Deduplicating Indici data

From Kautepedia
(Redirected from Deduplicating Indici data,)
Jump to navigation Jump to search

Background[edit | edit source]

Indici shares delta data on a daily basis in parquet format. This contains a large number of apparent duplicates.

While all incoming data is just stashed as-is in the indici_staging schema, a separate process is required to deduplicate so it can be reliably used for reporting.

This page is meant to detail exactly how that process should be built/executed.

Deduplicating staging data[edit | edit source]

Catching up already stored data in staging schema[edit | edit source]

The broad principle is:

  1. Order the existing indici_staging data by primary key and filesourcekey values
  2. Insert into temp table
  3. Get the most recent record (via filesourcekey for each primary key)
  4. Load dataset into target table in rpt schema.

Item 1 can be achieved using example syntax:

create temp table tmp_quickconsult as
select
q.*,
row_number() OVER (PARTITION BY q."QuickConsultKeyID" ORDER BY q.filesourcekey DESC) AS r
from indici_staging.quickconsult q
;

This can then be written to target table using only r=1, and then dropping that column in target. Temp table can then be dropped also.


Automating deduplication in rpt schema target[edit | edit source]

For the first/earliest load you can obviously just insert straight into your target table, as described above.

Ongoing subsequent runs for new incoming data obviously need to be deduplicated.

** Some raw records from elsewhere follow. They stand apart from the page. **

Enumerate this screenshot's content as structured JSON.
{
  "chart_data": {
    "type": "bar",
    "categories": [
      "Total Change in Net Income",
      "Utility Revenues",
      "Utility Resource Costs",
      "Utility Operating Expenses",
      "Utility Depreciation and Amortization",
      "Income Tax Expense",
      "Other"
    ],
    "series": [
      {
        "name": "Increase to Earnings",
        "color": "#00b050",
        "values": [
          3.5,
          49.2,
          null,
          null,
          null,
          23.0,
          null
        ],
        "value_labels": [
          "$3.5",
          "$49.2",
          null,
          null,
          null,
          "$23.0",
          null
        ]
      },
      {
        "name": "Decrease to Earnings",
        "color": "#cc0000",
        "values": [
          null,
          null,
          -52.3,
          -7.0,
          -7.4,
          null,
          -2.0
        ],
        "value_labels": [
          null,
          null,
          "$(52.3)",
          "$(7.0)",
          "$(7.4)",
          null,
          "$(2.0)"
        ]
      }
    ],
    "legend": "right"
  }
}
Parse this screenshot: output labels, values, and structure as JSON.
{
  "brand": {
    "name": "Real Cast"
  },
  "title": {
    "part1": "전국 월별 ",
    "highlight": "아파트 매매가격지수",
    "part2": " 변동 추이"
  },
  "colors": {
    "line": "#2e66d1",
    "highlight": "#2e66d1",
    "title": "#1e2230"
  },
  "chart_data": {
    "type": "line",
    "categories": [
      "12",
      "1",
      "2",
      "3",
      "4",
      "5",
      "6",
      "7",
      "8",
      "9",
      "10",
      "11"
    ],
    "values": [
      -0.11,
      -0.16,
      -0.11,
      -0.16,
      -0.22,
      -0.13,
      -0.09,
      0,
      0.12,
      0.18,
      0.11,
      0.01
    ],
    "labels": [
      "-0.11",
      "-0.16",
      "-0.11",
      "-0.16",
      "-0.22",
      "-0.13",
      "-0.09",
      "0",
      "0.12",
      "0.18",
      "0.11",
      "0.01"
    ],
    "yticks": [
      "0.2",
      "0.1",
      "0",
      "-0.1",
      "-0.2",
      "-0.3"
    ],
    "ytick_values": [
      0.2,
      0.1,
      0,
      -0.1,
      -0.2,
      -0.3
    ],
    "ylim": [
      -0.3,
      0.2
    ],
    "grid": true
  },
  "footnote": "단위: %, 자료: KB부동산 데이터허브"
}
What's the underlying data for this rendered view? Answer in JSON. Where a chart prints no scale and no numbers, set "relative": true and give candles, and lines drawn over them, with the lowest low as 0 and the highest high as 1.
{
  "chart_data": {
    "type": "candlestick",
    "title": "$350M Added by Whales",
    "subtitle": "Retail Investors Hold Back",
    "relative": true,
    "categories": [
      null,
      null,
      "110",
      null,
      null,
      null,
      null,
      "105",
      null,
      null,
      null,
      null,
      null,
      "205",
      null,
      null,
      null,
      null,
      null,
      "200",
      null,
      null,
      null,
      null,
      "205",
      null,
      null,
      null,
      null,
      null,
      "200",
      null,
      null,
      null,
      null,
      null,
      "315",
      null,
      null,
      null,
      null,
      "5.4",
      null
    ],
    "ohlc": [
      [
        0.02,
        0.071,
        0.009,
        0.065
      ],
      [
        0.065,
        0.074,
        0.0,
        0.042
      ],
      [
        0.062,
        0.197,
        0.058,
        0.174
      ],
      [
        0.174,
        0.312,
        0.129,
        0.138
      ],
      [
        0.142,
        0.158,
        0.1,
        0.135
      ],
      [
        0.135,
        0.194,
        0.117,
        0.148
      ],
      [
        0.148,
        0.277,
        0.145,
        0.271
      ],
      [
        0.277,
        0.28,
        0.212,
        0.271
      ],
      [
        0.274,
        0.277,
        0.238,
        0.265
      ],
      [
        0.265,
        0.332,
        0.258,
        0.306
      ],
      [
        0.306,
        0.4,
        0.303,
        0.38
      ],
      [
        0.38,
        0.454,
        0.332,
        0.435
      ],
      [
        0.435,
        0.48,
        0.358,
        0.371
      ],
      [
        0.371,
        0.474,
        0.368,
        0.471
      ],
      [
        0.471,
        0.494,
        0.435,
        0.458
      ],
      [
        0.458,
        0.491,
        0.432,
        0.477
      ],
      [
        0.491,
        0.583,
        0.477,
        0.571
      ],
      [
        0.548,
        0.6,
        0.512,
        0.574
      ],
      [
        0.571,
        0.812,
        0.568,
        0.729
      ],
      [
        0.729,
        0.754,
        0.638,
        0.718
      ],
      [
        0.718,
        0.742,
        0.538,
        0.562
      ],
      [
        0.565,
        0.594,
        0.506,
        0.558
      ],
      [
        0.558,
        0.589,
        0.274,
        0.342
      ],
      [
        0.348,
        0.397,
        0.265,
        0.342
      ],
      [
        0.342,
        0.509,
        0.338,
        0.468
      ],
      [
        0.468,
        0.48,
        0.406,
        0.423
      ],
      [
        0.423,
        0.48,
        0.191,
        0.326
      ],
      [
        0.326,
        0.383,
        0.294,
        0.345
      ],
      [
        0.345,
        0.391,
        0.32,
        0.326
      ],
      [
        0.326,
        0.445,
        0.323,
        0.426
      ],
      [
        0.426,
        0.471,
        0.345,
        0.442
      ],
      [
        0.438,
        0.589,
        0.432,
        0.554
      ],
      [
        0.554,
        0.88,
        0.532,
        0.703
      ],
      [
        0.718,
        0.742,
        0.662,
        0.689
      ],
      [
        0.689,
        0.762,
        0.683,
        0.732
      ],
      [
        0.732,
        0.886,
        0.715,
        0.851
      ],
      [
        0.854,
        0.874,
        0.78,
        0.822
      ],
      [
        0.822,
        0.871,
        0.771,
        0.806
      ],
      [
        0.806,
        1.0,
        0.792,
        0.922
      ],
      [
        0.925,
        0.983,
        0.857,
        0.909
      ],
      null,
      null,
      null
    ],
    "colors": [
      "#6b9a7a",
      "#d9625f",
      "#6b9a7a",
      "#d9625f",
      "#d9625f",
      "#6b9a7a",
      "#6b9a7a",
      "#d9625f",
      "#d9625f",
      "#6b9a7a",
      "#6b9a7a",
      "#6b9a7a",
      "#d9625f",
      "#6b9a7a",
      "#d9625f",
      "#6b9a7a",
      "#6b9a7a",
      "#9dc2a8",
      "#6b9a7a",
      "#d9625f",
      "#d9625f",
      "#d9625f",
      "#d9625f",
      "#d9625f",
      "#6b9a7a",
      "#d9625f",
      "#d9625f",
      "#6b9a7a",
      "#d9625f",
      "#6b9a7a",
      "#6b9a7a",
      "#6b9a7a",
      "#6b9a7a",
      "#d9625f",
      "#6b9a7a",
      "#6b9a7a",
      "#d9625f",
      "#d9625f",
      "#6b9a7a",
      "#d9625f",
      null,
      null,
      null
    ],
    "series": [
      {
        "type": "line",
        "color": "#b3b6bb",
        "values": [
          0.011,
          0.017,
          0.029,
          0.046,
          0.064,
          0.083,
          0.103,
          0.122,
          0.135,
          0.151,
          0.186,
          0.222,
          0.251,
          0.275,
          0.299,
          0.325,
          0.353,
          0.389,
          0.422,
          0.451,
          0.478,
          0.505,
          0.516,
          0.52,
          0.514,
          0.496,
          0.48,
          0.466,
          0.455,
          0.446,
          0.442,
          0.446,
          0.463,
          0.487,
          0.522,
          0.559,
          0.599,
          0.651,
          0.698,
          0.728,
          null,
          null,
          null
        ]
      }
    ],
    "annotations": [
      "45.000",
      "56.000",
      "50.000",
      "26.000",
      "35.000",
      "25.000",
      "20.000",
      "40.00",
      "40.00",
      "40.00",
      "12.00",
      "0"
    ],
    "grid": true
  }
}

This is done via the following syntax:

insert into rpt.quickconsult --your new target table
select tq.*
from dbt.tmp_quickconsult tq
on conflict("QuickConsultKeyID")
do update set -- set every single column :/

"Column1" = EXCLUDED."Column1",
"Column2" = EXCLUDED."Column2",
"Column3" = EXCLUDED."Column3"

This code will:

  • INSERT into target table if primary key doesn't already exist
  • UPDATE the record with latest data if the primary key is found to already be in the table.

More or less this is an 'UPSERT' process.

Above code should be built as a database function, so it can be easily called on demand. This function call is then executed via a db cron job - this is described in Indici data.

References[edit | edit source]